Le Caucase

Manifestations en Arménie, le gouvernement ne s’en sort pas

La semaine de manifestations qui vient de s’écouler avec comme point culminant la réunion de près de 5 000 personnes devant le palais présidentiel est le signe d’un profond mécontentement. Le gouvernement accumule les erreurs dans la gestion du pays sans trouver pour le moment quelque solution que ce soit à la crise. Des manifestations qui pourraient enfler encore jusqu’à se transformer en contestation plus virulente.

 

Ce qui ressemblait jusqu’à présent à des manifestations de mécontentement pourrait être sur le point de se muer en printemps arménien. Une semaine de manifestations et de contestations plus tard, aucun signe d’apaisement n’a été envoyé par le gouvernement. Un gouvernement pourtant à l’origine de ces rassemblements, de par son annonce d’une énième hausse des tarifs de l’électricité. Une hausse qu’on essaie de tempérer côté pouvoir politique mais la pilule a beaucoup de mal à passer: +17% d’augmentation des tarifs en une seule fois, cela fait beaucoup. Imaginons simplement ce que provoquerait une telle annonce en France… Près de 20% d’augmentation engendrerait un soulèvement général des particuliers et des manifestations dans la plupart des grandes villes.

 

Force est de constater que le gouvernement arménien ne sait comment se dépêtrer de cette situation chaude et qui pourrait devenir brûlante. A peine a-t-il eu l’initiative d’envoyer des responsables des forces de l’ordre discuter avec les manifestants en vue d’apaiser les tensions. Mais ce n’est pas suffisant. Loin de là. Il s’agit pour le gouvernement de prendre ses responsabilités, d’assumer ses erreurs de gestion et de trouver une réelle voie de sortie de crise. Car derrière la hausse des tarifs de l’électricité, c’est bien une crise profonde qui tenaille le pays tout entier.

 

Crise économique et incapacité politique

 

Les manifestations qui soulèvent le pays sont à intégrer dans un cadre plus large d’une crise économique sévère pour les populations.

 

Si les tarifs de l’électricité ont drastiquement augmenté, ils ne sont pas les seuls.

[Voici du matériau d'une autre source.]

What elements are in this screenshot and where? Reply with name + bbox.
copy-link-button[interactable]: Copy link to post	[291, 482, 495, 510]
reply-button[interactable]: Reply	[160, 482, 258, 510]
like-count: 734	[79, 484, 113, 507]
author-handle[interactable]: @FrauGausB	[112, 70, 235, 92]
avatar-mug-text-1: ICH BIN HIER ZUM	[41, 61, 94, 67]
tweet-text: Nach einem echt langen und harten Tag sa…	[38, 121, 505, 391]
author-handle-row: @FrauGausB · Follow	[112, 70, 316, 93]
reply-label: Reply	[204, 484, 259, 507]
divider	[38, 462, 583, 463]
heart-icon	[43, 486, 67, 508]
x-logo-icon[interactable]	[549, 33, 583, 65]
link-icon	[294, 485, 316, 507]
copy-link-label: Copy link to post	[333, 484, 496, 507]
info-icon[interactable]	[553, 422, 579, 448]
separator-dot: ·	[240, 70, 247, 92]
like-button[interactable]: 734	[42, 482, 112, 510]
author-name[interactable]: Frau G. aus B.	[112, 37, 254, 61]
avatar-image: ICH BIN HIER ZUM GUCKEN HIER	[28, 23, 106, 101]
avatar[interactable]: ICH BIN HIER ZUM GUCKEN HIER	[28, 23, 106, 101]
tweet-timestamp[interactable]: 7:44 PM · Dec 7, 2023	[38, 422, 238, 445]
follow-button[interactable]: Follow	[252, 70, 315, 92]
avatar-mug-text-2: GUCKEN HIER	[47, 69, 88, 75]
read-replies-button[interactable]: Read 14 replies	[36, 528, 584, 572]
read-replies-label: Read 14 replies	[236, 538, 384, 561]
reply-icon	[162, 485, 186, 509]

La plupart des produits et des services ont subi le même sort, tout comme la branche de l’agroalimentaire. Des mesures soit décidées par le pouvoir actuel soit subies par le contexte économique de la zone géographique.

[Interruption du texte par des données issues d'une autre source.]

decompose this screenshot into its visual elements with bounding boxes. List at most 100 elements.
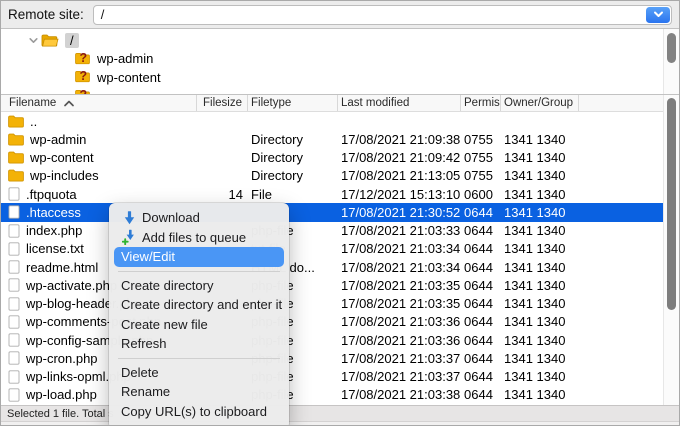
column-header-permissions[interactable]: Permissions — [461, 95, 501, 111]
file-icon — [8, 388, 20, 402]
permissions: 0755 — [461, 132, 501, 147]
file-row-parent-dir[interactable]: .. — [1, 112, 663, 130]
menu-item-refresh[interactable]: Refresh — [109, 334, 289, 354]
permissions: 0644 — [461, 296, 501, 311]
owner-group: 1341 1340 — [501, 296, 579, 311]
column-header-last-modified[interactable]: Last modified — [338, 95, 461, 111]
last-modified: 17/12/2021 15:13:10 — [338, 187, 461, 202]
permissions: 0755 — [461, 168, 501, 183]
menu-item-label: View/Edit — [121, 249, 175, 264]
menu-item-label: Create new file — [121, 317, 208, 332]
last-modified: 17/08/2021 21:03:36 — [338, 333, 461, 348]
file-row-wp-load-php[interactable]: wp-load.phpphp-file17/08/2021 21:03:3806… — [1, 386, 663, 404]
menu-separator — [109, 267, 289, 276]
remote-directory-tree: / ?wp-admin? wp-content? — [1, 29, 679, 95]
menu-item-delete[interactable]: Delete — [109, 363, 289, 383]
column-header-filename[interactable]: Filename — [1, 95, 197, 111]
menu-item-add-files-to-queue[interactable]: Add files to queue — [109, 228, 289, 248]
permissions: 0644 — [461, 314, 501, 329]
file-list-scrollbar[interactable] — [663, 95, 679, 405]
tree-item-wp-content[interactable]: ? wp-content — [1, 68, 679, 87]
column-label: Filetype — [251, 97, 291, 109]
file-row-wp-admin[interactable]: wp-adminDirectory17/08/2021 21:09:380755… — [1, 130, 663, 148]
file-row-ftpquota[interactable]: .ftpquota14File17/12/2021 15:13:10060013… — [1, 185, 663, 203]
add-to-queue-icon — [121, 229, 137, 245]
file-row-htaccess[interactable]: .htaccess17/08/2021 21:30:5206441341 134… — [1, 203, 663, 221]
file-icon — [8, 278, 20, 292]
menu-item-rename[interactable]: Rename — [109, 382, 289, 402]
permissions: 0644 — [461, 387, 501, 402]
tree-item-partial[interactable]: / — [1, 31, 679, 50]
last-modified: 17/08/2021 21:03:36 — [338, 314, 461, 329]
tree-item-wp-admin[interactable]: ?wp-admin — [1, 50, 679, 69]
last-modified: 17/08/2021 21:09:38 — [338, 132, 461, 147]
filename: wp-content — [30, 150, 94, 165]
file-icon — [8, 297, 20, 311]
filename: .ftpquota — [26, 187, 77, 202]
owner-group: 1341 1340 — [501, 387, 579, 402]
file-list-scrollbar-thumb[interactable] — [667, 98, 676, 310]
owner-group: 1341 1340 — [501, 351, 579, 366]
file-row-readme-html[interactable]: readme.htmlHTML do...17/08/2021 21:03:34… — [1, 258, 663, 276]
filename: index.php — [26, 223, 82, 238]
combobox-dropdown-button[interactable] — [646, 7, 670, 23]
tree-item-partial[interactable]: ? — [1, 87, 679, 96]
menu-item-copy-url-s-to-clipboard[interactable]: Copy URL(s) to clipboard — [109, 402, 289, 422]
column-label: Filesize — [203, 97, 242, 109]
menu-item-create-directory-and-enter-it[interactable]: Create directory and enter it — [109, 295, 289, 315]
remote-site-combobox[interactable]: / — [93, 5, 672, 25]
filename: readme.html — [26, 260, 98, 275]
permissions: 0644 — [461, 369, 501, 384]
menu-item-label: Copy URL(s) to clipboard — [121, 404, 267, 419]
column-header-owner-group[interactable]: Owner/Group — [501, 95, 579, 111]
tree-item-label: wp-content — [97, 70, 161, 85]
file-row-wp-includes[interactable]: wp-includesDirectory17/08/2021 21:13:050… — [1, 167, 663, 185]
filetype: Directory — [248, 150, 338, 165]
column-label: Owner/Group — [504, 97, 573, 109]
file-icon — [8, 224, 20, 238]
column-label: Permissions — [464, 97, 501, 109]
menu-separator — [109, 354, 289, 363]
menu-item-label: Create directory and enter it — [121, 297, 282, 312]
file-row-wp-cron-php[interactable]: wp-cron.phpphp-file17/08/2021 21:03:3706… — [1, 349, 663, 367]
last-modified: 17/08/2021 21:03:35 — [338, 296, 461, 311]
tree-item-label: / — [65, 33, 79, 48]
tree-scrollbar-thumb[interactable] — [667, 33, 676, 63]
filename: .htaccess — [26, 205, 81, 220]
filename: wp-admin — [30, 132, 86, 147]
file-row-wp-config-sample-php[interactable]: wp-config-sample.phpphp-file17/08/2021 2… — [1, 331, 663, 349]
file-row-index-php[interactable]: index.phpphp-file17/08/2021 21:03:330644… — [1, 222, 663, 240]
last-modified: 17/08/2021 21:03:35 — [338, 278, 461, 293]
column-header-filetype[interactable]: Filetype — [248, 95, 338, 111]
menu-item-download[interactable]: Download — [109, 208, 289, 228]
file-row-wp-links-opml-php[interactable]: wp-links-opml.phpphp-file17/08/2021 21:0… — [1, 368, 663, 386]
menu-item-label: Delete — [121, 365, 159, 380]
menu-item-label: Refresh — [121, 336, 167, 351]
folder-question-icon: ? — [75, 70, 91, 84]
owner-group: 1341 1340 — [501, 260, 579, 275]
file-row-wp-activate-php[interactable]: wp-activate.phpphp-file17/08/2021 21:03:… — [1, 276, 663, 294]
owner-group: 1341 1340 — [501, 314, 579, 329]
sort-ascending-icon — [63, 99, 75, 108]
filename: wp-cron.php — [26, 351, 98, 366]
filename: license.txt — [26, 241, 84, 256]
menu-item-create-directory[interactable]: Create directory — [109, 276, 289, 296]
bottom-strip — [1, 421, 679, 426]
menu-item-create-new-file[interactable]: Create new file — [109, 315, 289, 335]
file-list-rows: ..wp-adminDirectory17/08/2021 21:09:3807… — [1, 112, 663, 404]
file-row-license-txt[interactable]: license.txttxt-file17/08/2021 21:03:3406… — [1, 240, 663, 258]
file-icon — [8, 333, 20, 347]
file-row-wp-comments-post-php[interactable]: wp-comments-post.phpphp-file17/08/2021 2… — [1, 313, 663, 331]
expander-chevron-icon[interactable] — [25, 35, 41, 46]
menu-item-label: Download — [142, 210, 200, 225]
file-row-wp-content[interactable]: wp-contentDirectory17/08/2021 21:09:4207… — [1, 149, 663, 167]
permissions: 0644 — [461, 351, 501, 366]
menu-item-view-edit[interactable]: View/Edit — [114, 247, 284, 267]
menu-item-label: Create directory — [121, 278, 213, 293]
open-folder-icon — [41, 34, 59, 47]
file-row-wp-blog-header-php[interactable]: wp-blog-header.phpphp-file17/08/2021 21:… — [1, 295, 663, 313]
column-header-filesize[interactable]: Filesize — [197, 95, 248, 111]
filesize: 14 — [197, 187, 248, 202]
column-label: Filename — [9, 97, 56, 109]
tree-scrollbar[interactable] — [663, 29, 679, 94]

Mais dans tous les cas de figure, le gouvernement a laissé faire. L’exemple des tarifs de l’électricité est à ce titre significatif : la société russe qui fournit l’énergie au pays a demandé au gouvernement d’augmenter les tarifs, chose qu’il a faite sans tenter quelque négociations que ce soit. Au final, ce sont les ménages qui paient et qui paient le laisser-aller du gouvernement.

 

Les promesses de jours meilleurs annoncés depuis l’adhésion de l’Arménie à l’Union Economique Eurasiatique, cette zone de libre-échange avec la Russie, le Kazakhstan et la Biélorussie, non pas été tenues. Le pays ne bénéficie pas des effets positifs escomptés sur l’économie et promises par le gouvernement : l’accès aux marchés extérieurs est des plus complexes, les marchandises arméniennes – produits agricoles en tête – ne s’écoulent pas comme prévu… De là à ce que l’adhésion à l’UEEA soit remise en question, il n’y a qu’un pas. Car des voix s’élèvent à présent pour faire savoir au gouvernement qu’un rapprochement plus marqué avec l’Union Européenne aurait été bien plus pertinent. Les populations commencent à nourrir quelques regrets sur la question et à remettre en cause la capacité des pouvoirs publics à donner une direction positive à l’économie toute entière.

 

Il devient urgent pour l’Arménie d’être en capacité de trouver de réelles mesures de sortie de crise, de redresser rapidement la barre d’une économie qui patine, d’envoyer des signaux forts aux Arméniens. Mais le silence du pouvoir actuel prouve qu’il ne sait comment s’en sortir, et toute tentative de sa part de dénoncer une quelconque manipulation politique serait veine tant la pluralité des profils des manifestants est importante : un mouvement apolitique mêlant toutes les générations qui est bien la preuve qu’une grave crise de confiance s’installe.

Une incapacité politique bien dommageable pour le pays.